# What would...



## Autumn2005 (Apr 21, 2010)

... these mice look like?

A* B* ce/ce D* P
A* b/b ce/ce D* P

Also, what is the order of dominance in the c-locus? I know c/c is white, and ch/ch siamese, and cch/cch chinchilla, but what would a c/ce look like? And would C/ce still show signs of dilution?


----------



## SarahY (Nov 6, 2008)

c/ce is black eyed cream in the UK (black eyed bone in some other countries), C/ce wouldn't show any dilution, and A* ce/ce and A* b/b ce/ce would look like a ticked, streaky stone (UK) or beige (US).

Hope this helps you!

Sarah xxx


----------



## Autumn2005 (Apr 21, 2010)

Okay, then, would there by any noticeable difference in the looks of A* b/b ce/ce and A* ce/ce? Because I'm pretty sure TJ is one of those, and considering a couple of his most recent babies are chocolates, he must be B/b at least, maybe b/b. I guess the best way to tell is breeding him to a chocolate?


----------



## WNTMousery (Jun 2, 2010)

I think you might be confusing A/* for non-agouti when in fact A/* is agouti-based.

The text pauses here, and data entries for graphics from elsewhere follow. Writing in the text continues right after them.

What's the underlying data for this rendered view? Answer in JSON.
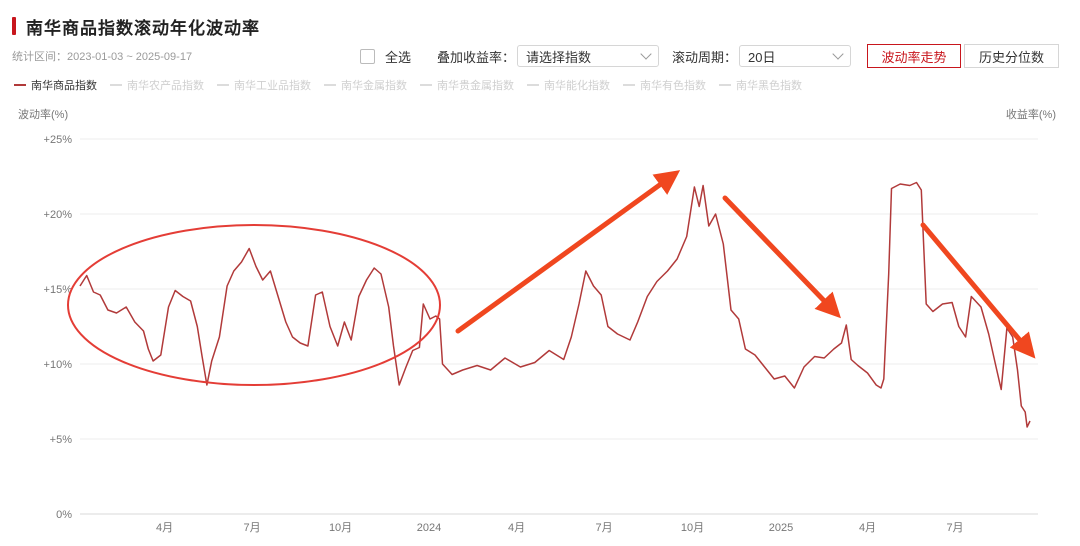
{
  "header": {
    "title": "南华商品指数滚动年化波动率",
    "stat_range": "统计区间：2023-01-03 ~ 2025-09-17"
  },
  "controls": {
    "select_all_label": "全选",
    "overlay_label": "叠加收益率：",
    "overlay_value": "请选择指数",
    "period_label": "滚动周期：",
    "period_value": "20日",
    "btn_trend": "波动率走势",
    "btn_percentile": "历史分位数"
  },
  "legend": [
    {
      "name": "南华商品指数",
      "active": true
    },
    {
      "name": "南华农产品指数",
      "active": false
    },
    {
      "name": "南华工业品指数",
      "active": false
    },
    {
      "name": "南华金属指数",
      "active": false
    },
    {
      "name": "南华贵金属指数",
      "active": false
    },
    {
      "name": "南华能化指数",
      "active": false
    },
    {
      "name": "南华有色指数",
      "active": false
    },
    {
      "name": "南华黑色指数",
      "active": false
    }
  ],
  "colors": {
    "accent": "#c8161d",
    "series": "#b13a3a",
    "annotation": "#f0471f"
  },
  "chart_data": {
    "type": "line",
    "ylabel": "波动率(%)",
    "y2label": "收益率(%)",
    "ylim": [
      0,
      25
    ],
    "yticks": [
      "0%",
      "+5%",
      "+10%",
      "+15%",
      "+20%",
      "+25%"
    ],
    "xlim": [
      "2023-01-03",
      "2025-09-17"
    ],
    "xticks": [
      {
        "date": "2023-04-01",
        "label": "4月"
      },
      {
        "date": "2023-07-01",
        "label": "7月"
      },
      {
        "date": "2023-10-01",
        "label": "10月"
      },
      {
        "date": "2024-01-01",
        "label": "2024"
      },
      {
        "date": "2024-04-01",
        "label": "4月"
      },
      {
        "date": "2024-07-01",
        "label": "7月"
      },
      {
        "date": "2024-10-01",
        "label": "10月"
      },
      {
        "date": "2025-01-01",
        "label": "2025"
      },
      {
        "date": "2025-04-01",
        "label": "4月"
      },
      {
        "date": "2025-07-01",
        "label": "7月"
      }
    ],
    "grid": true,
    "series": [
      {
        "name": "南华商品指数",
        "points": [
          [
            "2023-01-03",
            15.2
          ],
          [
            "2023-01-10",
            15.9
          ],
          [
            "2023-01-17",
            14.8
          ],
          [
            "2023-01-24",
            14.6
          ],
          [
            "2023-02-01",
            13.6
          ],
          [
            "2023-02-10",
            13.4
          ],
          [
            "2023-02-20",
            13.8
          ],
          [
            "2023-03-01",
            12.8
          ],
          [
            "2023-03-10",
            12.2
          ],
          [
            "2023-03-15",
            11.0
          ],
          [
            "2023-03-20",
            10.2
          ],
          [
            "2023-03-28",
            10.6
          ],
          [
            "2023-04-05",
            13.8
          ],
          [
            "2023-04-12",
            14.9
          ],
          [
            "2023-04-20",
            14.5
          ],
          [
            "2023-04-28",
            14.2
          ],
          [
            "2023-05-05",
            12.5
          ],
          [
            "2023-05-10",
            10.5
          ],
          [
            "2023-05-15",
            8.6
          ],
          [
            "2023-05-20",
            10.2
          ],
          [
            "2023-05-28",
            11.8
          ],
          [
            "2023-06-05",
            15.2
          ],
          [
            "2023-06-12",
            16.2
          ],
          [
            "2023-06-20",
            16.8
          ],
          [
            "2023-06-28",
            17.7
          ],
          [
            "2023-07-05",
            16.5
          ],
          [
            "2023-07-12",
            15.6
          ],
          [
            "2023-07-20",
            16.2
          ],
          [
            "2023-07-28",
            14.5
          ],
          [
            "2023-08-05",
            12.8
          ],
          [
            "2023-08-12",
            11.8
          ],
          [
            "2023-08-20",
            11.4
          ],
          [
            "2023-08-28",
            11.2
          ],
          [
            "2023-09-05",
            14.6
          ],
          [
            "2023-09-12",
            14.8
          ],
          [
            "2023-09-20",
            12.5
          ],
          [
            "2023-09-28",
            11.2
          ],
          [
            "2023-10-05",
            12.8
          ],
          [
            "2023-10-12",
            11.6
          ],
          [
            "2023-10-20",
            14.5
          ],
          [
            "2023-10-28",
            15.6
          ],
          [
            "2023-11-05",
            16.4
          ],
          [
            "2023-11-12",
            16.0
          ],
          [
            "2023-11-20",
            13.8
          ],
          [
            "2023-11-25",
            11.2
          ],
          [
            "2023-12-01",
            8.6
          ],
          [
            "2023-12-08",
            9.8
          ],
          [
            "2023-12-15",
            10.9
          ],
          [
            "2023-12-22",
            11.1
          ],
          [
            "2023-12-26",
            14.0
          ],
          [
            "2024-01-02",
            13.0
          ],
          [
            "2024-01-08",
            13.2
          ],
          [
            "2024-01-12",
            13.0
          ],
          [
            "2024-01-15",
            10.0
          ],
          [
            "2024-01-25",
            9.3
          ],
          [
            "2024-02-05",
            9.6
          ],
          [
            "2024-02-20",
            9.9
          ],
          [
            "2024-03-05",
            9.6
          ],
          [
            "2024-03-20",
            10.4
          ],
          [
            "2024-04-05",
            9.8
          ],
          [
            "2024-04-20",
            10.1
          ],
          [
            "2024-05-05",
            10.9
          ],
          [
            "2024-05-20",
            10.3
          ],
          [
            "2024-05-28",
            11.8
          ],
          [
            "2024-06-05",
            14.0
          ],
          [
            "2024-06-12",
            16.2
          ],
          [
            "2024-06-20",
            15.2
          ],
          [
            "2024-06-28",
            14.6
          ],
          [
            "2024-07-05",
            12.5
          ],
          [
            "2024-07-15",
            12.0
          ],
          [
            "2024-07-28",
            11.6
          ],
          [
            "2024-08-05",
            12.8
          ],
          [
            "2024-08-15",
            14.5
          ],
          [
            "2024-08-25",
            15.5
          ],
          [
            "2024-09-05",
            16.2
          ],
          [
            "2024-09-15",
            17.0
          ],
          [
            "2024-09-25",
            18.5
          ],
          [
            "2024-10-03",
            21.8
          ],
          [
            "2024-10-08",
            20.5
          ],
          [
            "2024-10-12",
            21.9
          ],
          [
            "2024-10-18",
            19.2
          ],
          [
            "2024-10-25",
            20.0
          ],
          [
            "2024-11-02",
            18.0
          ],
          [
            "2024-11-10",
            13.6
          ],
          [
            "2024-11-18",
            13.0
          ],
          [
            "2024-11-25",
            11.0
          ],
          [
            "2024-12-05",
            10.6
          ],
          [
            "2024-12-15",
            9.8
          ],
          [
            "2024-12-25",
            9.0
          ],
          [
            "2025-01-05",
            9.2
          ],
          [
            "2025-01-15",
            8.4
          ],
          [
            "2025-01-25",
            9.8
          ],
          [
            "2025-02-05",
            10.5
          ],
          [
            "2025-02-15",
            10.4
          ],
          [
            "2025-02-25",
            11.0
          ],
          [
            "2025-03-05",
            11.4
          ],
          [
            "2025-03-10",
            12.6
          ],
          [
            "2025-03-15",
            10.3
          ],
          [
            "2025-03-22",
            9.9
          ],
          [
            "2025-04-01",
            9.4
          ],
          [
            "2025-04-10",
            8.6
          ],
          [
            "2025-04-15",
            8.4
          ],
          [
            "2025-04-18",
            9.0
          ],
          [
            "2025-04-23",
            16.0
          ],
          [
            "2025-04-26",
            21.7
          ],
          [
            "2025-05-05",
            22.0
          ],
          [
            "2025-05-15",
            21.9
          ],
          [
            "2025-05-22",
            22.1
          ],
          [
            "2025-05-27",
            21.6
          ],
          [
            "2025-06-01",
            14.0
          ],
          [
            "2025-06-08",
            13.5
          ],
          [
            "2025-06-18",
            14.0
          ],
          [
            "2025-06-28",
            14.1
          ],
          [
            "2025-07-05",
            12.5
          ],
          [
            "2025-07-12",
            11.8
          ],
          [
            "2025-07-18",
            14.5
          ],
          [
            "2025-07-28",
            13.8
          ],
          [
            "2025-08-05",
            12.0
          ],
          [
            "2025-08-12",
            10.0
          ],
          [
            "2025-08-18",
            8.3
          ],
          [
            "2025-08-24",
            12.4
          ],
          [
            "2025-08-30",
            11.8
          ],
          [
            "2025-09-04",
            9.6
          ],
          [
            "2025-09-08",
            7.2
          ],
          [
            "2025-09-12",
            6.8
          ],
          [
            "2025-09-14",
            5.8
          ],
          [
            "2025-09-17",
            6.2
          ]
        ]
      }
    ]
  }
}
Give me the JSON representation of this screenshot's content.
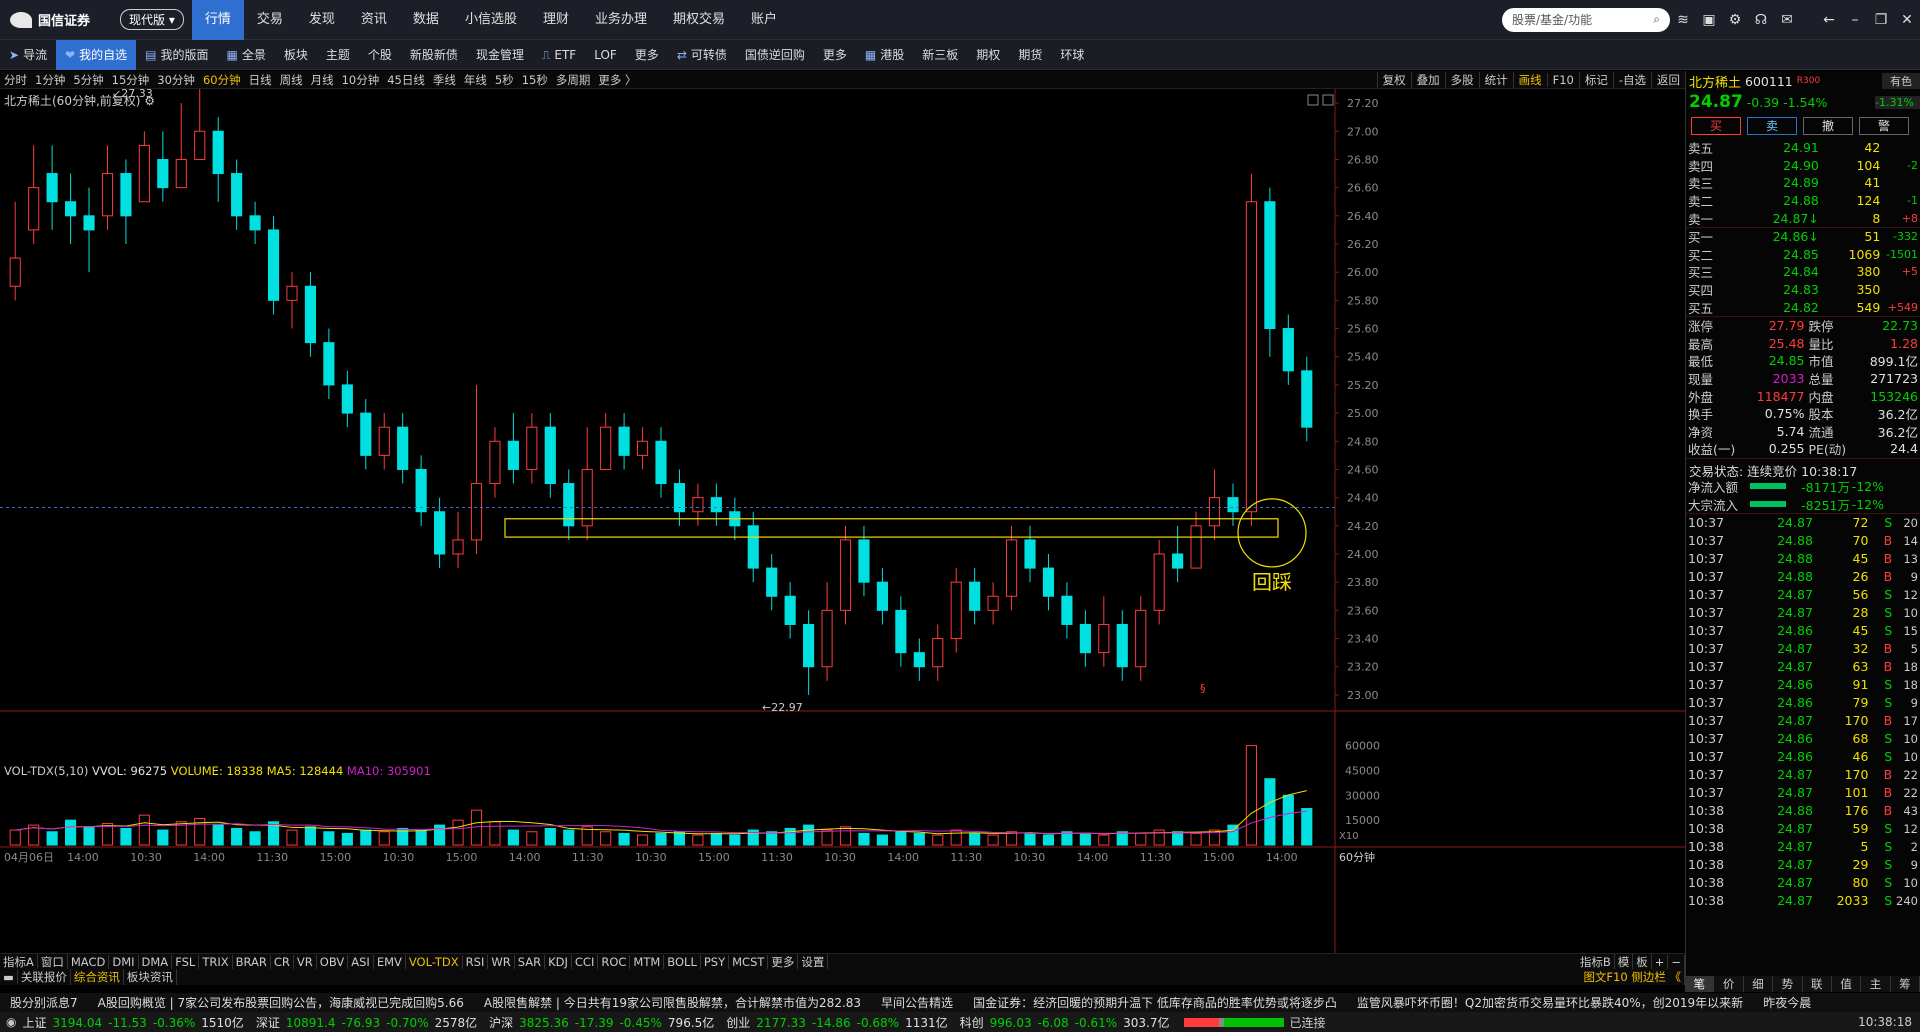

Are you saying he is agouti or not? If not agouti it would be a/a ce/ce or a/a b/b ce/ce.

The chocolate generally does not change the beige (stone in UK) color much.


----------



## Autumn2005 (Apr 21, 2010)

He is agouti. I bred him to a self, and 4 of the babies are agouti. I'm just trying to figure out what kind of agouti he is.


----------



## WNTMousery (Jun 2, 2010)

Ok, just making sure. 

Can you post a picture of him? What are his parents?


----------